AUTHOR CONTRIBUTIONS

Conceptualization: Hacène Medkour, Sébastien Catheland, Corine Boucraut‐Baralon and Bernard Davoust. Methodology: Hacène Medkour, Sébastien Catheland, Corine Boucraut‐Baralon, Younes Laidoudi, Youssouf Sereme, Anthony Levasseur and Bernard Davoust. Validation: Anthony Levasseur and Corine Boucraut‐Baralon. Formal analysis: Hacène Medkour, Jean‐Luc Pingret, Younes Laidoudi, Youssouf Sereme, Linda Houhamdi and Bernard Davoust. Clinical investigations: Matthieu Million and Sébastien Catheland. Resources: Julien Cabassu, Corine Boucraut‐Baralon and Bernard Davoust. Data curation: Anthony Levasseur. Writing—original draft preparation: Hacène Medkour, Younes Laidoudi, Corine Boucraut‐Baralon, Anthony Levasseur, Youssouf Sereme and Bernard Davoust. Writing—review and editing: Hacène Medkour and Bernard Davoust. Supervision and project administration: Bernard Davoust. All authors have read and agreed to the published version of the manuscript.
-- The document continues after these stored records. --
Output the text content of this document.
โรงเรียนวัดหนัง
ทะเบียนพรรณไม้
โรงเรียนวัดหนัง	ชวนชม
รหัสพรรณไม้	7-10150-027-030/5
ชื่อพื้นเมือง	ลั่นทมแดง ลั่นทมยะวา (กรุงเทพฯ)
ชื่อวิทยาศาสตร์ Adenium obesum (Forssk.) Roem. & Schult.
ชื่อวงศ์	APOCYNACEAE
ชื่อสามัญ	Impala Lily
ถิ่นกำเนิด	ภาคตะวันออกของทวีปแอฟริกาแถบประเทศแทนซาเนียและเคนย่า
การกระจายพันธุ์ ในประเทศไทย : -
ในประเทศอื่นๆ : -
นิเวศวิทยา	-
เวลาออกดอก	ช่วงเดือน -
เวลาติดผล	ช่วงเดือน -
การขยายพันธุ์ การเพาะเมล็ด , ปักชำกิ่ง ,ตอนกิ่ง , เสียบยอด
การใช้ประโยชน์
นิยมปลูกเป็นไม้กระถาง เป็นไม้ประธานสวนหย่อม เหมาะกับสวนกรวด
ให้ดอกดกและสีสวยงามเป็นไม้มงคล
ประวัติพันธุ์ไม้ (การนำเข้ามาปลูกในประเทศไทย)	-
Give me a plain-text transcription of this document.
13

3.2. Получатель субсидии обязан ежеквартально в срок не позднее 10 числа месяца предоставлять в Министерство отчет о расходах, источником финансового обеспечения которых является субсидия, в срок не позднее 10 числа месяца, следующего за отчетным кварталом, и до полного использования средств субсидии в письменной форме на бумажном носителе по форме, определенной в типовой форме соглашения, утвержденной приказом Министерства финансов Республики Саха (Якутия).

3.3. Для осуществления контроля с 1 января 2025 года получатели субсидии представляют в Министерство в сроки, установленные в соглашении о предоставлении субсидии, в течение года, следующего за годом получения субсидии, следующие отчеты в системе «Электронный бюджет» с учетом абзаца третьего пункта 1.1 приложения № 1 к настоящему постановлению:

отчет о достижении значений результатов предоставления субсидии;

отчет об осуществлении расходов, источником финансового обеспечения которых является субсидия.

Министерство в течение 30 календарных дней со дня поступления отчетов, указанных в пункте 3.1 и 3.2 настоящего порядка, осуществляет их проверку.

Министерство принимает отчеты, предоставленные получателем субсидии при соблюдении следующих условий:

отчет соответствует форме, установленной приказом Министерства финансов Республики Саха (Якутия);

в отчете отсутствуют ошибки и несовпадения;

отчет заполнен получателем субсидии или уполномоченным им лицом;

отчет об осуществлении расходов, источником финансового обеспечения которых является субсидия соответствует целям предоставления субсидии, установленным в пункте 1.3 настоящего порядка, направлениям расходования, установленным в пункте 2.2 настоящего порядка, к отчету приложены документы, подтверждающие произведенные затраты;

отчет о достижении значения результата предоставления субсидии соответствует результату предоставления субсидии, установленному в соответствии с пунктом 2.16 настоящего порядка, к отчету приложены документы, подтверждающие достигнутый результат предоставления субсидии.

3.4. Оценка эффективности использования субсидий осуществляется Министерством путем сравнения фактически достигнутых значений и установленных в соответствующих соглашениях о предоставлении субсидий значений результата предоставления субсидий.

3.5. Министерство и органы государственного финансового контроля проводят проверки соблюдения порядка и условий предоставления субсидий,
DECLARATION TO THE AUTHORITIES

The World Organisation for Animal Health (OIE) guidelines requires notification of SARS‐CoV‐2 animal cases. The doctor in veterinary medicine B. Davoust declared the confirmed canine case in Marseille to the local veterinary authority (Direction départementale de la protection des populations des Bouches‐du‐Rhône) on 06 March 2021.